The Human Behind It: Built by one of our UX, who ran into a proper battle with the engine's physics. Throughout the project, the camera controls and player movement aggressively fought with each other. Instead of panicking, she treated the technical mess with strict design discipline: rigorous version control, immediately binning any change that made things worse, and building each component in total isolation.

Her core philosophy was delightfully practical: "Start with the smallest working components -then attach functionality."

The Catch: What’s fascinating here is that this is a pure UX principle, simply cross-trained and applied directly to game development. While the physics didn't fully resolve by the deadline, the structured workflow kept the project alive. It turns out that when the code starts misbehaving, a solid design framework is exactly what stops you from throwing your computer out the window.

Floaty Lands

18th place, 23.70/40 Developer. 10–20 hours. Minor issues.

The Game: Crafting. Resource gathering. Rotating themed island worlds, each featuring unique enemies and rewards. It boasts a five-stage progression loop, co-op PvE, a bit of PvP, and a legendary final boss. It was easily the most ambitious game of the entire group, and remarkably, most of it actually shipped.

The Human Behind It: Built by a developer who pushed the experiment right to the absolute limit.

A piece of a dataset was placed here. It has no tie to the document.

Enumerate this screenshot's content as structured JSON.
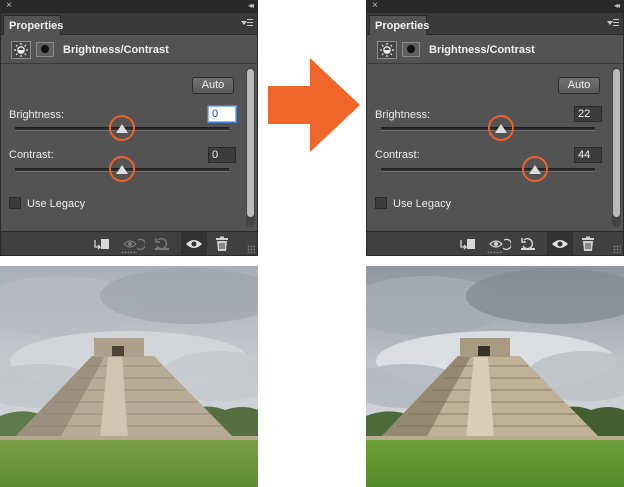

While the code, progression, and world-rotation logic held together, the project ran into a very specific wall when it came to animation. The AI simply couldn’t generate the movement fluidity required, and it shows slightly at the edges of the experience.

The Catch: His biggest takeaway was all about boundaries: "Plan the structure first, then ask AI to follow the plan." The sprint didn't just yield a working prototype; it gave him a very clear map of exactly what the tool can carry and what it can't. He’s already changed how he works on a daily basis, because knowing precisely where a collaborator is going to let you down is a very useful thing to know before you start.

The Pattern, Named

Twenty people. Twenty games at entirely different levels of completion, varying degrees of polish, and wildly different final scores.

But as the dust settled on the KOFFEEJAM, we noticed a distinct pattern. What separated the participant who came out most satisfied - and most clear-eyed about the technology - wasn't their technical experience. It wasn't the hours they logged, and it wasn't even their prior knowledge of AI.

It was simply having a clear enough idea that the AI actually had something real to work with.

The creators who arrived with a tight brief, a defined scope, and the stubborn habit of checking every single output built games that felt finished. Those who let the scope breathe built things that were incredibly ambitious but, in some cases, much harder to complete cleanly. Both approaches produced something fascinating. But only one consistently produced satisfaction.

AI is fast. Incredibly fast. But that speed makes it dangerously easy to sprint straight into complex territory that you can't easily finish.
The KOFFEEJAM taught us - quietly, through twenty games+ and 300+ studio votes - that the most valuable thing you can bring to an AI collaboration isn't technical fluency.

It’s knowing exactly what you want to make. The rest, it turns out, is remarkably negotiable.

The Aftermath

All twenty games from the experiment are still up and running on Roblox. If you happen to have seven friends and a competitive streak, we’d highly recommend starting with “Squash”. Or, if you prefer accusing your colleagues of being a mischievous retail creature, give “Who's the Shoo?” a go.

That wraps up our first KOFFEEJAM series. We have plenty more experiments currently cooking in the background - and we’ll write about them the moment they do something weird enough to be worth it.